Nottage makes a microcosm of Reading, Pennsylvania, which in 2011 was the poorest city of its size in all of the US; before that, it was a factory town, where people had one job to carry them from high school graduation to (hopefully) retirement and a generous pension. The playwright spoke with workers from the steel factory in Reading, who were 93 weeks into a lockout, essentially forced out of their jobs and watching their retirement plan - the whole plan, really - go up in a puff of smoke.
“Their stories broke my heart and invited me to see the world from another’s perspective; to be moved by people who I would not ordinarily encounter,” writes Nottage of Sweat. “As a Black woman from Brooklyn I hadn’t expected that I would be so profoundly moved by their predicament.”
There is something acutely ironic about a play that tells this story. For the most part, the people in Sweat couldn’t be more removed from the people who create and consume theatre. The fictional (but not really) steel factory workers of Reading, PA, live in a small world that extends from work to familiar dive bar to home, in a continuous circuit for their entire adult lives. Career risks aren’t celebrated - not even post-secondary education is universally admired - and no one, really, is planning for unforeseen circumstances. They’re in a union, after all.
It’s almost the opposite of the artist’s life, where artistic and professional fulfillment are considered worthy of risky actions like freelance work and international travel. Job insecurity is a given, the ever-changing gig the norm. And Nottage touches on that gulf that lies between the idea of a playwright and the idea of a factory worker; it’s about stereotypes, but it’s also about individual, real people.
Sweat is riveting; every scene draws a reaction. It’s real and organic, and not averse to great dramatic twists. I can tell it’s a good play - and a good production by David Storch - because by the end, I felt entirely differently about the characters than I had at the start. The idiot who opted for a face tattoo - reading “SKIN-swastika symbol-HEAD” - became a real person who acted badly out of misdirected rage and a limited world view. The laughable drunk becomes a woman who, only in hindsight, regrets that she never took charge of her life decisions, and the realization comes on like a black hole.
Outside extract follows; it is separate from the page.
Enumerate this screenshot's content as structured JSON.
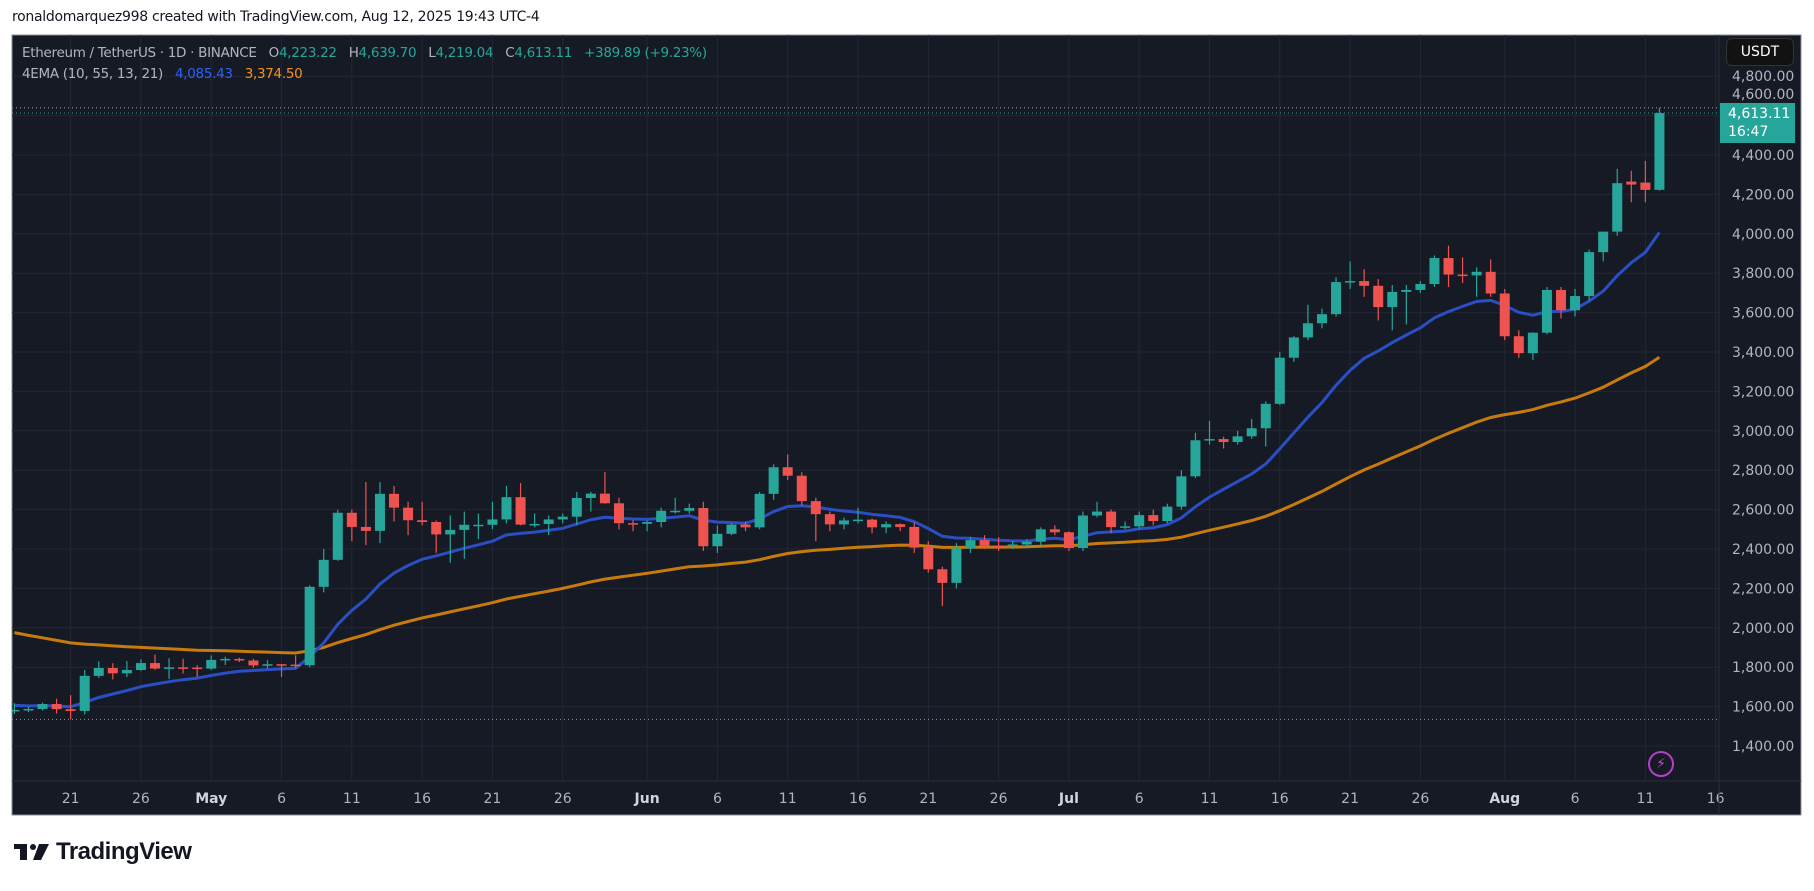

The play is certainly about a sliver of America, an exemplary story about what happened to working-class people between 2000-2008, during the time of George W. Bush and blaming poverty on minorities. But Sweat is unifying in a humbling way. Everyone has pride, the kind that occasionally blinds us to wise decision-making; everyone loses against corporate greed; there’s nearly always time for prejudice and ignorance. And, no matter how broke we are, we always find money to drink.